This paper provides variational lower/upper bound of partition of a special class of graphical models called `cooperative graphical model’. Cooperative graphical model is a probability distribution which is similar with pairwise graphical models but its energy function contains some extra submodular function of disagreement variable. The main technique for formulating variational lower/upper bound of cooperative graphical model is finding pairwise graphical model and its associate polytope which upper/lower bound the original cooperative graphical model. The author also provides algorithms for suggested bounds and experimental results for image segmentation.

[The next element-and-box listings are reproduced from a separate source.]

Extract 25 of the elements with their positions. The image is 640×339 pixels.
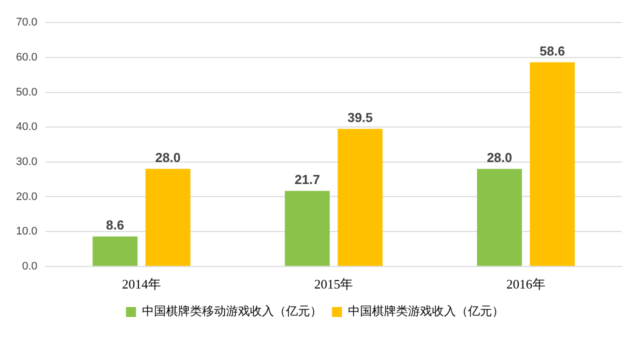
data-label: 8.6 xyxy=(106,218,124,233)
y-tick-label: 30.0 xyxy=(16,156,38,168)
legend-label: 中国棋牌类移动游戏收入（亿元） xyxy=(142,304,322,318)
y-tick-label: 20.0 xyxy=(16,190,38,203)
y-tick-label: 40.0 xyxy=(16,121,38,134)
x-tick-label: 2014年 xyxy=(122,276,162,292)
data-label: 21.7 xyxy=(294,172,320,187)
data-label: 39.5 xyxy=(347,110,373,125)
bar xyxy=(92,236,138,266)
y-tick-label: 70.0 xyxy=(16,16,38,29)
bar xyxy=(284,190,330,266)
y-tick-label: 50.0 xyxy=(16,86,38,98)
data-label: 28.0 xyxy=(155,150,181,165)
data-label: 28.0 xyxy=(486,150,512,165)
bar xyxy=(338,128,383,266)
legend-label: 中国棋牌类游戏收入（亿元） xyxy=(348,304,504,318)
data-label: 58.6 xyxy=(540,43,565,58)
bar xyxy=(530,62,575,266)
bar xyxy=(477,168,522,266)
bar xyxy=(145,168,190,266)
y-tick-label: 60.0 xyxy=(16,51,38,64)
y-tick-label: 0.0 xyxy=(22,260,38,272)
y-tick-label: 10.0 xyxy=(16,226,38,238)
x-tick-label: 2016年 xyxy=(506,276,546,292)
x-tick-label: 2015年 xyxy=(314,276,354,292)
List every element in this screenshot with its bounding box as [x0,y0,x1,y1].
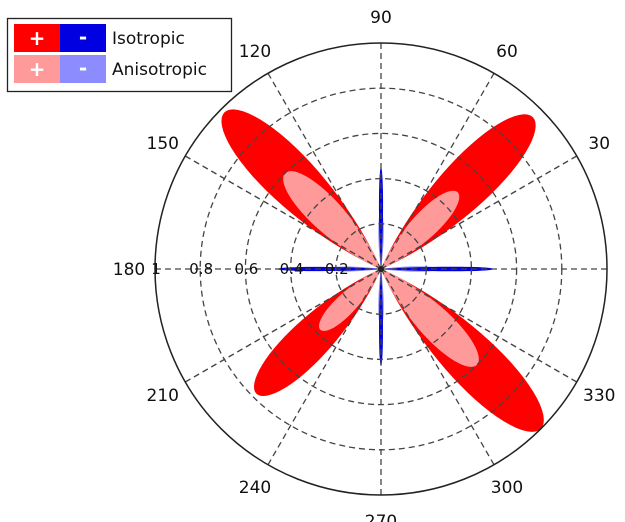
radial-tick-label-1: 1 [151,260,161,278]
angular-gridline-30 [380,155,578,270]
axis-labels: 03060901201501802102402703003300.20.40.6… [113,8,616,522]
angle-tick-label-90: 90 [370,8,392,28]
angle-tick-label-60: 60 [496,42,518,62]
legend-label-isotropic: Isotropic [112,29,185,49]
angle-tick-label-210: 210 [147,386,179,406]
legend-swatch-anisotropic-negative [60,55,106,83]
angular-gridline-300 [380,268,495,466]
lobe-anisotropic-positive-45 [381,190,460,269]
legend-swatch-isotropic-positive [14,24,60,52]
lobe-isotropic-negative-0 [381,266,494,272]
angular-gridline-150 [184,155,382,270]
angular-gridline-120 [267,72,382,270]
angular-gridline-240 [267,268,382,466]
angular-gridline-60 [380,72,495,270]
polar-outer-frame [154,42,608,496]
legend-label-anisotropic: Anisotropic [112,60,207,80]
legend-negative-sign: - [79,56,87,80]
radial-tick-label-0.8: 0.8 [189,260,213,278]
polar-grid [154,42,608,496]
legend-swatch-isotropic-negative [60,24,106,52]
lobe-anisotropic-positive-135 [283,171,381,269]
angular-gridline-330 [380,268,578,383]
angle-tick-label-120: 120 [239,42,271,62]
legend: + - Isotropic + - Anisotropic [6,17,233,93]
legend-swatch-anisotropic-positive [14,55,60,83]
angular-gridline-210 [184,268,382,383]
legend-positive-sign: + [29,57,46,81]
lobe-isotropic-negative-270 [379,269,383,367]
radial-tick-label-0.6: 0.6 [234,260,258,278]
angle-tick-label-150: 150 [147,134,179,154]
angle-tick-label-240: 240 [239,478,271,498]
polar-origin [378,266,384,272]
angle-tick-label-330: 330 [583,386,615,406]
angle-tick-label-300: 300 [491,478,523,498]
radial-tick-label-0.2: 0.2 [325,260,349,278]
lobe-anisotropic-positive-225 [319,269,381,331]
angle-tick-label-270: 270 [365,512,397,522]
angle-tick-label-30: 30 [588,134,610,154]
legend-negative-sign: - [79,25,87,49]
radial-tick-label-0.4: 0.4 [280,260,304,278]
legend-positive-sign: + [29,26,46,50]
angle-tick-label-180: 180 [113,260,145,280]
lobe-anisotropic-positive-315 [381,269,479,367]
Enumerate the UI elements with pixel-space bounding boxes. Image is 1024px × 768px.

I think the proposed graphical model is interesting and novel. The authors provide a lower bound and a fully convex upper bound for partition function. In particular, variational upper/lower bound are formulated by using pairwise graphical models, e.g. mean field approximation and SDP, and therefore, one can apply existing variational methods for pairwise graphical models for cooperative graphical models. The author also provides algorithms, Frank-Wolfe, PGD and BP, for finding upper/lower bound. The experimental results shows that cooperative graphical models and its variational methods performs better than pairwise graphical models for image segmentation. Variational bounds provided in the paper are formulated by bounding the cooperative graphical model by pairwise models and use the existing variational bounds for pairwise models to bound cooperative graphical model. However, as the author applies two bounds consecutively, the suggested bound might be loose. Lower bound is not tractable. Since the optimization over a polytope U(f) is not tractable, the variational lower bound is also intractable. The author suggests an algorithm based on the block coordinate descent which finds the lower bound for the suggested variational lower bound, however, the algorithm only explore the finite points of U(f) and it may not provide a tight lower bound. The technique of constructing B(f) and U(f) seems generic. Can this technique applied to a wider class of f or other probability distribution? Furthermore, the optimization objectives (3), (4) for the variational upper/lower bound does not seems to be dependent with the submodularity of f (while the algorithms do). Typos - In page 2, line 59~60, for all x,y -> for all y,y^\prime - In page 5, procedure Linear-Oracle, `)’ is missing for procedure 4,5 - In page 6, line 211, U(F) -> U(f) - In page 5, line 179, smoth -> smooth

2-Confident (read it all; understood it all reasonably well)